Organize yourself as that is a intense information gathering stage

This is the way..
Paul

[yjgfikl]

Thanks for the help! I was absent for a while due to the holidays. I did more searching around though and found a few surprising videos that indicated that measuring resistance or continuity with my multimeter will not appear to work. It seems that although I believe that power phases has some short somewhere in the circuit, it's hard to tell as the video below indicated that with the GTX 1xxx series, the board resistances are very low in comparison to past GPUs.
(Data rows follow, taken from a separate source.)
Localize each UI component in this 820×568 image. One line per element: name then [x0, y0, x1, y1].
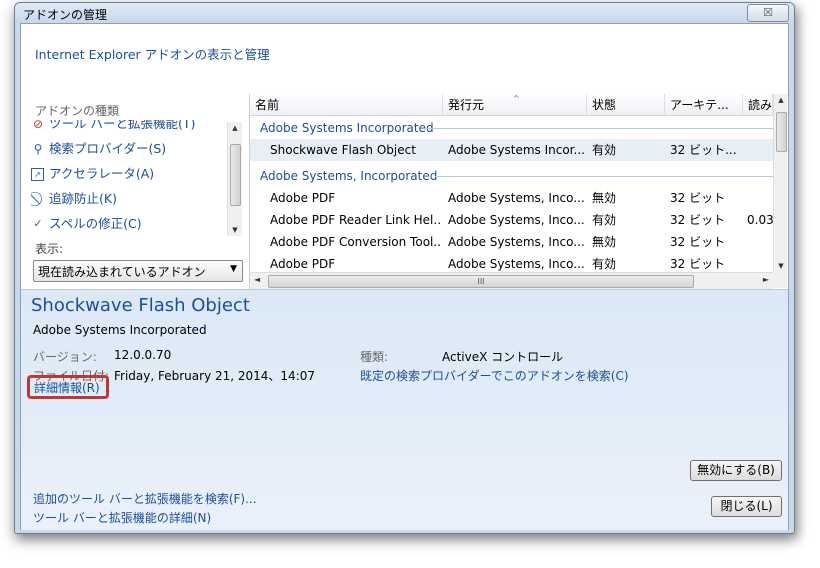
cell-architecture: 32 ビット	[670, 213, 726, 227]
scroll-thumb[interactable]	[230, 144, 241, 206]
table-row[interactable]: Adobe PDF Conversion Tool... Adobe Syste…	[250, 231, 773, 253]
table-row[interactable]: Adobe PDF Reader Link Hel... Adobe Syste…	[250, 209, 773, 231]
more-info-link[interactable]: 詳細情報(R)	[34, 379, 100, 396]
find-more-addons-link[interactable]: 追加のツール バーと拡張機能を検索(F)...	[33, 490, 257, 507]
addon-table: 名前 発行元 ^ 状態 アーキテ... 読み込 Adobe Systems In…	[249, 94, 787, 289]
scroll-left-icon[interactable]: ◄	[254, 275, 260, 284]
dropdown-arrow-icon: ▼	[230, 264, 237, 274]
category-label: アクセラレータ(A)	[49, 166, 155, 181]
show-dropdown[interactable]: 現在読み込まれているアドオン ▼	[33, 260, 243, 282]
details-pane: Shockwave Flash Object Adobe Systems Inc…	[21, 289, 788, 530]
column-header-architecture[interactable]: アーキテ...	[665, 94, 743, 116]
category-search-providers[interactable]: ⚲ 検索プロバイダー(S)	[31, 138, 227, 163]
header-title: Internet Explorer アドオンの表示と管理	[35, 47, 270, 62]
group-header: Adobe Systems, Incorporated	[250, 165, 773, 187]
group-header: Adobe Systems Incorporated	[250, 117, 773, 139]
version-label: バージョン:	[33, 350, 97, 364]
cell-architecture: 32 ビット...	[670, 143, 737, 157]
cell-name: Shockwave Flash Object	[270, 143, 416, 157]
cell-architecture: 32 ビット	[670, 235, 726, 249]
table-row[interactable]: Shockwave Flash Object Adobe Systems Inc…	[250, 139, 773, 161]
group-divider	[425, 128, 773, 129]
window-title: アドオンの管理	[23, 8, 108, 22]
toolbar-icon: ⊘	[32, 120, 44, 131]
scroll-up-icon[interactable]: ▲	[228, 124, 242, 132]
category-label: 追跡防止(K)	[49, 191, 117, 206]
sort-ascending-icon: ^	[513, 94, 520, 103]
disable-button[interactable]: 無効にする(B)	[690, 460, 782, 481]
search-icon: ⚲	[33, 142, 43, 156]
category-toolbars[interactable]: ⊘ ツール バーと拡張機能(T)	[31, 120, 227, 138]
dialog-client-area: Internet Explorer アドオンの表示と管理 アドオンの種類 ⊘ ツ…	[20, 23, 789, 530]
scrollbar-corner	[773, 272, 787, 288]
category-label: 検索プロバイダー(S)	[49, 141, 167, 156]
column-label: 読み込	[748, 98, 773, 112]
group-divider	[435, 176, 773, 177]
cell-name: Adobe PDF	[270, 191, 336, 205]
addon-publisher: Adobe Systems Incorporated	[33, 323, 207, 337]
group-name: Adobe Systems Incorporated	[260, 121, 434, 135]
column-header-publisher[interactable]: 発行元 ^	[443, 94, 587, 116]
version-value: 12.0.0.70	[114, 348, 172, 362]
cell-publisher: Adobe Systems, Inco...	[448, 235, 585, 249]
scroll-thumb[interactable]	[776, 112, 787, 152]
block-icon: ⃠	[31, 192, 45, 206]
cell-publisher: Adobe Systems Incor...	[448, 143, 585, 157]
close-window-button[interactable]: ☒	[747, 4, 789, 22]
close-button[interactable]: 閉じる(L)	[711, 496, 782, 517]
scroll-down-icon[interactable]: ▼	[774, 262, 787, 270]
addon-types-label: アドオンの種類	[35, 104, 120, 118]
show-label: 表示:	[35, 242, 64, 256]
scroll-right-icon[interactable]: ►	[763, 275, 769, 284]
addon-types-pane: アドオンの種類 ⊘ ツール バーと拡張機能(T) ⚲ 検索プロバイダー(S) ↗…	[21, 94, 249, 289]
table-vertical-scrollbar[interactable]: ▲ ▼	[773, 94, 787, 272]
category-tracking-protection[interactable]: ⃠ 追跡防止(K)	[31, 188, 227, 213]
file-date-value: Friday, February 21, 2014、14:07	[114, 369, 316, 383]
grip-icon: III	[477, 277, 485, 286]
accelerator-icon: ↗	[31, 168, 44, 181]
cell-name: Adobe PDF Conversion Tool...	[270, 235, 440, 249]
column-label: 状態	[592, 98, 617, 112]
show-dropdown-value: 現在読み込まれているアドオン	[38, 265, 206, 279]
scroll-thumb[interactable]: III	[268, 275, 694, 288]
header-area: Internet Explorer アドオンの表示と管理	[21, 24, 788, 95]
column-label: アーキテ...	[670, 98, 729, 112]
learn-more-addons-link[interactable]: ツール バーと拡張機能の詳細(N)	[33, 509, 211, 526]
type-value: ActiveX コントロール	[442, 350, 564, 364]
title-bar: アドオンの管理 ☒	[15, 3, 794, 23]
category-spelling[interactable]: ✓ スペルの修正(C)	[31, 213, 227, 234]
cell-status: 無効	[592, 191, 617, 205]
scroll-up-icon[interactable]: ▲	[774, 96, 787, 104]
category-accelerators[interactable]: ↗ アクセラレータ(A)	[31, 163, 227, 188]
cell-publisher: Adobe Systems, Inco...	[448, 213, 585, 227]
scroll-down-icon[interactable]: ▼	[228, 226, 242, 234]
cell-architecture: 32 ビット	[670, 191, 726, 205]
type-label: 種類:	[360, 350, 389, 364]
category-scrollbar[interactable]: ▲ ▼	[227, 122, 242, 236]
group-name: Adobe Systems, Incorporated	[260, 169, 438, 183]
addon-title: Shockwave Flash Object	[31, 295, 250, 316]
category-label: ツール バーと拡張機能(T)	[49, 120, 196, 131]
column-label: 名前	[255, 98, 280, 112]
table-horizontal-scrollbar[interactable]: ◄ III ►	[250, 272, 773, 289]
table-row[interactable]: Adobe PDF Adobe Systems, Inco... 無効 32 ビ…	[250, 187, 773, 209]
cell-load-time: 0.03 :	[747, 213, 773, 227]
column-header-name[interactable]: 名前	[250, 94, 443, 116]
cell-status: 有効	[592, 143, 617, 157]
cell-publisher: Adobe Systems, Inco...	[448, 191, 585, 205]
addon-manager-window: アドオンの管理 ☒ Internet Explorer アドオンの表示と管理 ア…	[14, 2, 795, 534]
spelling-icon: ✓	[33, 217, 43, 230]
category-label: スペルの修正(C)	[49, 216, 142, 231]
addon-type-list: ⊘ ツール バーと拡張機能(T) ⚲ 検索プロバイダー(S) ↗ アクセラレータ…	[31, 120, 227, 234]
cell-status: 無効	[592, 235, 617, 249]
column-header-status[interactable]: 状態	[587, 94, 665, 116]
column-label: 発行元	[448, 98, 485, 112]
search-addon-link[interactable]: 既定の検索プロバイダーでこのアドオンを検索(C)	[360, 367, 629, 384]
cell-status: 有効	[592, 213, 617, 227]
column-header-load-time[interactable]: 読み込	[743, 94, 773, 116]
cell-name: Adobe PDF Reader Link Hel...	[270, 213, 440, 227]
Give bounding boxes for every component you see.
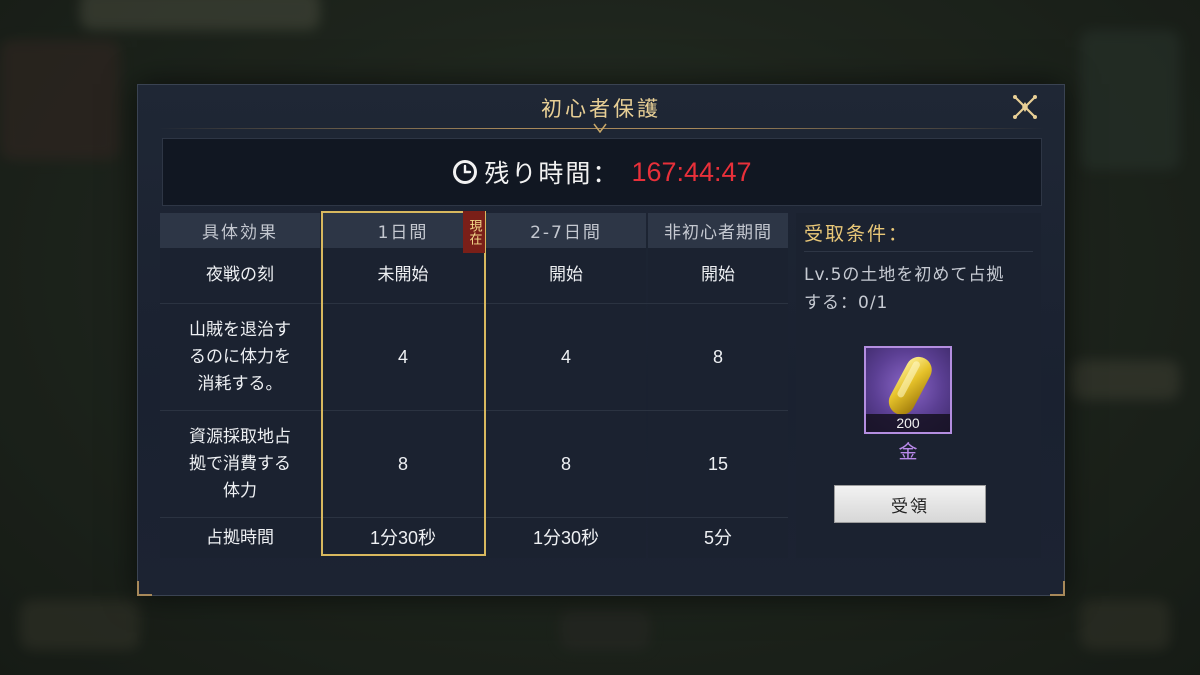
effect-cell-occupy-time: 占拠時間	[206, 527, 274, 548]
effect-column: 具体効果 夜戦の刻 山賊を退治す るのに体力を 消耗する。 資源採取地占 拠で消…	[160, 213, 320, 558]
column-header-day1: 1日間	[322, 213, 484, 248]
effect-cell-bandit-stamina: 山賊を退治す るのに体力を 消耗する。	[189, 319, 291, 394]
table-cell: 開始	[549, 265, 583, 285]
effect-cell-night-battle: 夜戦の刻	[206, 265, 274, 285]
conditions-text: Lv.5の土地を初めて占拠 する：0/1	[804, 265, 1005, 313]
title-ornament-icon	[593, 123, 607, 133]
table-cell: 未開始	[377, 265, 429, 285]
column-header-non-beginner: 非初心者期間	[648, 213, 788, 248]
corner-ornament-icon	[137, 581, 152, 596]
table-cell: 8	[560, 453, 571, 474]
non-beginner-column: 非初心者期間 開始 8 15 5分	[648, 213, 788, 558]
reward-item[interactable]: 200	[864, 346, 952, 434]
row-divider	[160, 517, 788, 518]
claim-conditions-panel: 受取条件： Lv.5の土地を初めて占拠 する：0/1 200 金 受領	[796, 213, 1041, 558]
clock-icon	[453, 160, 478, 184]
remaining-time-box: 残り時間： 167:44:47	[162, 138, 1042, 206]
remaining-time-label: 残り時間：	[484, 159, 620, 188]
corner-ornament-icon	[1050, 581, 1065, 596]
dialog-title: 初心者保護	[541, 97, 661, 121]
conditions-title: 受取条件：	[804, 223, 910, 245]
conditions-divider	[804, 251, 1033, 252]
column-header-day2-7: 2-7日間	[486, 213, 646, 248]
row-divider	[160, 303, 788, 304]
reward-count: 200	[866, 414, 950, 432]
table-cell: 1分30秒	[369, 527, 437, 548]
table-cell: 4	[560, 346, 571, 367]
beginner-protection-dialog: 初心者保護 残り時間： 167:44:47 具体効果 夜戦の刻 山賊を退治す る…	[137, 84, 1065, 596]
claim-button[interactable]: 受領	[834, 485, 986, 523]
reward-name: 金	[898, 441, 918, 463]
table-cell: 15	[707, 453, 729, 474]
current-badge: 現在	[463, 211, 485, 253]
remaining-time-value: 167:44:47	[631, 156, 752, 187]
table-cell: 8	[397, 453, 408, 474]
table-cell: 5分	[703, 527, 732, 548]
table-cell: 4	[397, 346, 408, 367]
effects-table: 具体効果 夜戦の刻 山賊を退治す るのに体力を 消耗する。 資源採取地占 拠で消…	[160, 211, 788, 558]
table-cell: 8	[712, 346, 723, 367]
close-icon[interactable]	[1008, 90, 1042, 124]
row-divider	[160, 410, 788, 411]
table-cell: 開始	[701, 265, 735, 285]
day2-7-column: 2-7日間 開始 4 8 1分30秒	[486, 213, 646, 558]
table-cell: 1分30秒	[532, 527, 600, 548]
effect-cell-resource-stamina: 資源採取地占 拠で消費する 体力	[189, 426, 291, 501]
day1-column: 1日間 未開始 4 8 1分30秒	[322, 213, 484, 558]
dialog-header: 初心者保護	[138, 85, 1064, 133]
column-header-effect: 具体効果	[160, 213, 320, 248]
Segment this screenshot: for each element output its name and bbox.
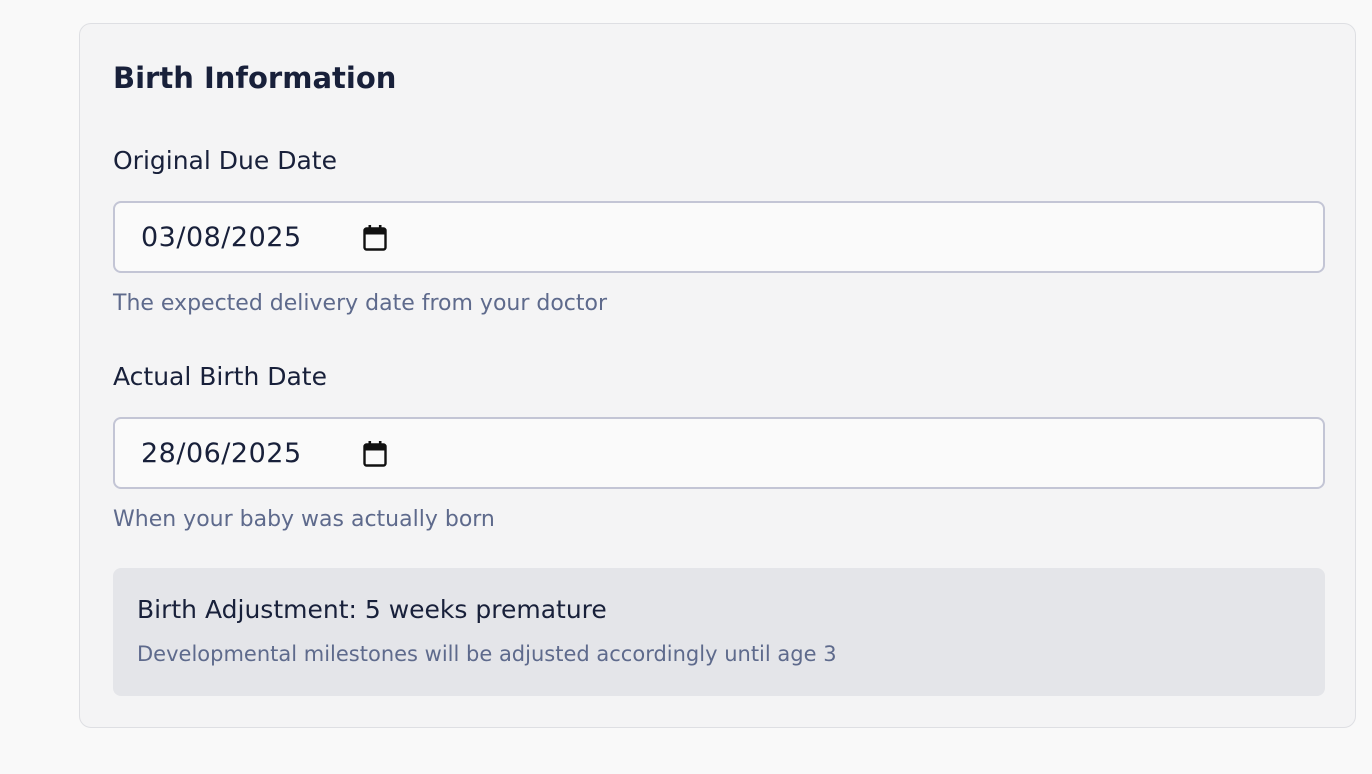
birth-date-hint: When your baby was actually born — [113, 507, 495, 532]
birth-date-input[interactable]: 28/06/2025 — [113, 417, 1325, 489]
due-date-hint: The expected delivery date from your doc… — [113, 291, 608, 316]
birth-date-label: Actual Birth Date — [113, 362, 327, 391]
due-date-label: Original Due Date — [113, 146, 337, 175]
due-date-value: 03/08/2025 — [141, 222, 302, 253]
birth-date-value: 28/06/2025 — [141, 438, 302, 469]
birth-adjustment-notice: Birth Adjustment: 5 weeks premature Deve… — [113, 568, 1325, 696]
due-date-input[interactable]: 03/08/2025 — [113, 201, 1325, 273]
birth-adjustment-title: Birth Adjustment: 5 weeks premature — [137, 595, 607, 624]
birth-information-card: Birth Information Original Due Date 03/0… — [79, 23, 1356, 728]
calendar-icon[interactable] — [363, 225, 387, 251]
birth-adjustment-note: Developmental milestones will be adjuste… — [137, 642, 837, 666]
section-title: Birth Information — [113, 61, 397, 95]
calendar-icon[interactable] — [363, 441, 387, 467]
Here's a video, which funny enough compares resistance between the 2 GPUs that I was actually doing the same with. After seeing this, I figured I'd have to cut my losses as I won't readily have access to the 4 wire micro-ohmmeter regularly enough to continue troubleshooting. Thanks again for the help.

[wraper]

You don't need kelvin connection to measure GPU resistance precise enough for diagnostics needs. If multimeter has at least 0.01 OHm resolution, it's possible to distinguish shorted GPU from OKish. You just need to press the probe hard to get stable connection with minimal resistance. And substract resistance of shorted probes (poking the same pad).

[yjgfikl]

Yeah I think my main issue is my multimeter doesn't quite have that resolution. Considering the virus I wasn't really able to go into work and use better equipment outside of work hours and continue troubleshooting.